Municipal bonds can provide substantial savings to high-bracket taxpayers. These bonds, issued by state and local governments, help finance projects such as road repairs and new schools. If you're a top-bracket earner in a city and state that both levy income taxes, a local triple-tax-free municipal bond can shield up to half of the interest it generates, and maybe even more. But beware -- municipal bonds are not for everyone.
Pro: Save on Taxes
Almost all municipal bonds are free from federal income taxes. State laws determine whether municipal bonds are completely tax-free, and you save on state and municipal taxes only if you live in the issuer’s locale. For example, New York City imposes a top income tax of 3.68 percent, and New York State levies 9 percent on top earners. Add a top federal tax rate of 39.6 percent, and Big Apple big earners are on the hook for more 52 percent. A triple-tax-free New York City municipal bond lets these investors keep 100 percent of the bond interest, but only if they live in New York City.
Pro: Select Your Level of Risk
Some municipal bonds default. Most do not, and you can avoid the riskier ones by insisting on top-rated, insured general obligation bonds. The bond issuer pledges its full faith and credit to make timely principal and interest payments, while a third-party insurer stands ready to back up that promise. An independent bond rating agency should give a top rating to your prospective purchase if you want to minimize risk. If you want a higher return and are willing to take on more risk, you can consider lower-rated, uninsured municipal bonds that are backed only by revenue streams or tax assessments.
Con: More Defaults, Less Insurance
Bond insurers got burned in 2007 by the subprime mortgage crisis, and most have since folded. In 2011, only 5.5 percent of municipal bonds carried insurance, according to Thomson Reuters.

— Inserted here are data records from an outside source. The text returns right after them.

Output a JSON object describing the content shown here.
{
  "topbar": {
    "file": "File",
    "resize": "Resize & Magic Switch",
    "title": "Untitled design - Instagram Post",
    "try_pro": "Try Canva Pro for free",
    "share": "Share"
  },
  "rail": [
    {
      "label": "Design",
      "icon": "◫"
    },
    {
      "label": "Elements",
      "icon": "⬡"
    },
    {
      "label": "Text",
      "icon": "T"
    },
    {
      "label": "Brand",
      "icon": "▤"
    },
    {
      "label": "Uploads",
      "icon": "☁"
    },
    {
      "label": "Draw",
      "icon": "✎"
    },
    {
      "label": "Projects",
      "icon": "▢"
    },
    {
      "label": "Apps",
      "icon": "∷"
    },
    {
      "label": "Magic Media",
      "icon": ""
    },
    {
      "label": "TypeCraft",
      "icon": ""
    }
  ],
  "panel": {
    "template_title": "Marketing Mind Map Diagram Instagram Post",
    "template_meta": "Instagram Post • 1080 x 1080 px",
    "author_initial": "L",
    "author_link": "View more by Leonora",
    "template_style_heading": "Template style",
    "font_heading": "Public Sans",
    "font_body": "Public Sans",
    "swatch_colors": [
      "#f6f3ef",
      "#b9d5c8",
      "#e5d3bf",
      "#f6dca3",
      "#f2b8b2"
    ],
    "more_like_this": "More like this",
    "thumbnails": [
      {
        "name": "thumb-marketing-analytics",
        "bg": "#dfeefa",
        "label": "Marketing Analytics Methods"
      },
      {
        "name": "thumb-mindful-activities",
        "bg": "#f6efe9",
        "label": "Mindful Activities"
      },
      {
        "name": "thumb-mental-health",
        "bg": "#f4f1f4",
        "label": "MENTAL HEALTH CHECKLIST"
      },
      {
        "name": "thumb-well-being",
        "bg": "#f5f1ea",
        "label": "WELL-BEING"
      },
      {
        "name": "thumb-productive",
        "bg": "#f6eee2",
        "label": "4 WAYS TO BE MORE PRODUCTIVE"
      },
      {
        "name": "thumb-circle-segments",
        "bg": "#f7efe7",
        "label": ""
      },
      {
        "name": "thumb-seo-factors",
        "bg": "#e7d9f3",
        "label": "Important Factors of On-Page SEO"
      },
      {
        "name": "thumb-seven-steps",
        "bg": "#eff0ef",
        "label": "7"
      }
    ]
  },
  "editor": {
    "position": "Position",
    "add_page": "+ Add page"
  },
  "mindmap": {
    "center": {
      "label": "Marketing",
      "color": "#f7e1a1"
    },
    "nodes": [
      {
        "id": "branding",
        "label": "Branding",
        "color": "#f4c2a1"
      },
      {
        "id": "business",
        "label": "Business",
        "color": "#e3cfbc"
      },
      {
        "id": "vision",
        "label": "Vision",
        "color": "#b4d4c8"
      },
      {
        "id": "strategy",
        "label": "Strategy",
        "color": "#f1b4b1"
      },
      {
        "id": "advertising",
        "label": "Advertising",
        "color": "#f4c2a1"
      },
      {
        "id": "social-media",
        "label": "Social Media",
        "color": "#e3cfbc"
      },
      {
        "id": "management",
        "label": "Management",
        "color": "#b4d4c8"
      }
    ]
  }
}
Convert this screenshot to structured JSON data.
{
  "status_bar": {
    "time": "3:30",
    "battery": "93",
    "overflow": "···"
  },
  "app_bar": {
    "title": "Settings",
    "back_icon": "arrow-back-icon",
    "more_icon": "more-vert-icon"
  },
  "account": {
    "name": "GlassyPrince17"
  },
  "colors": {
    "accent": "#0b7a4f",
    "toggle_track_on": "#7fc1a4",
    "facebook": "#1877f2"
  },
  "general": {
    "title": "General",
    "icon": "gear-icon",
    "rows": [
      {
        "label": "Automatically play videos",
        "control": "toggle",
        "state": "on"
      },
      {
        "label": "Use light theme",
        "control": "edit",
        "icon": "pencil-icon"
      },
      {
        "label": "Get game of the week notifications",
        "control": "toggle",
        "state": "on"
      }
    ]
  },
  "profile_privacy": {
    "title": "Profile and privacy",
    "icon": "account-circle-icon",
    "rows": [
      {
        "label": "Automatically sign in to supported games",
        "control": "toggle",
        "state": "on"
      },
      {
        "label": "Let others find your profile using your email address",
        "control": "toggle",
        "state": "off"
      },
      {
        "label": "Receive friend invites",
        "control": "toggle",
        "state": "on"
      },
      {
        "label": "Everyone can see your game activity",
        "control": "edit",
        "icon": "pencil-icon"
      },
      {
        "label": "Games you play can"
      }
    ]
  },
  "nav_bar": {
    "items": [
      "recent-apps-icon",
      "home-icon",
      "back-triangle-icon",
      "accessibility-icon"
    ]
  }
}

Too bad, because the Federal Reserve disclosed in 2012 that municipal bond defaults in the past 40 years were 36 times more numerous than previously reported. The bottom line: Municipal bonds are riskier than thought, and insured bonds are difficult to find.
Con: Must Do Arithmetic
You can compute the taxable equivalent of a tax-free bond. Calculate the “reciprocal rate” of a municipal bond by subtracting your combined tax rate from 1 and dividing into the municipal bond interest rate. For example, our New York City dweller in the 52 percent combined bracket has a reciprocal rate of 48 percent. A tax-free municipal bond paying 4 percent is equivalent to a taxable bond yielding 8.33 percent. But if you are in a combined 35 percent bracket, you need earn only 6.15 percent taxable to receive an equivalent after-tax return. You might get a higher yield from a corporate bond or preferred stock. A little math will prevent you from overestimating the value of a municipal bond.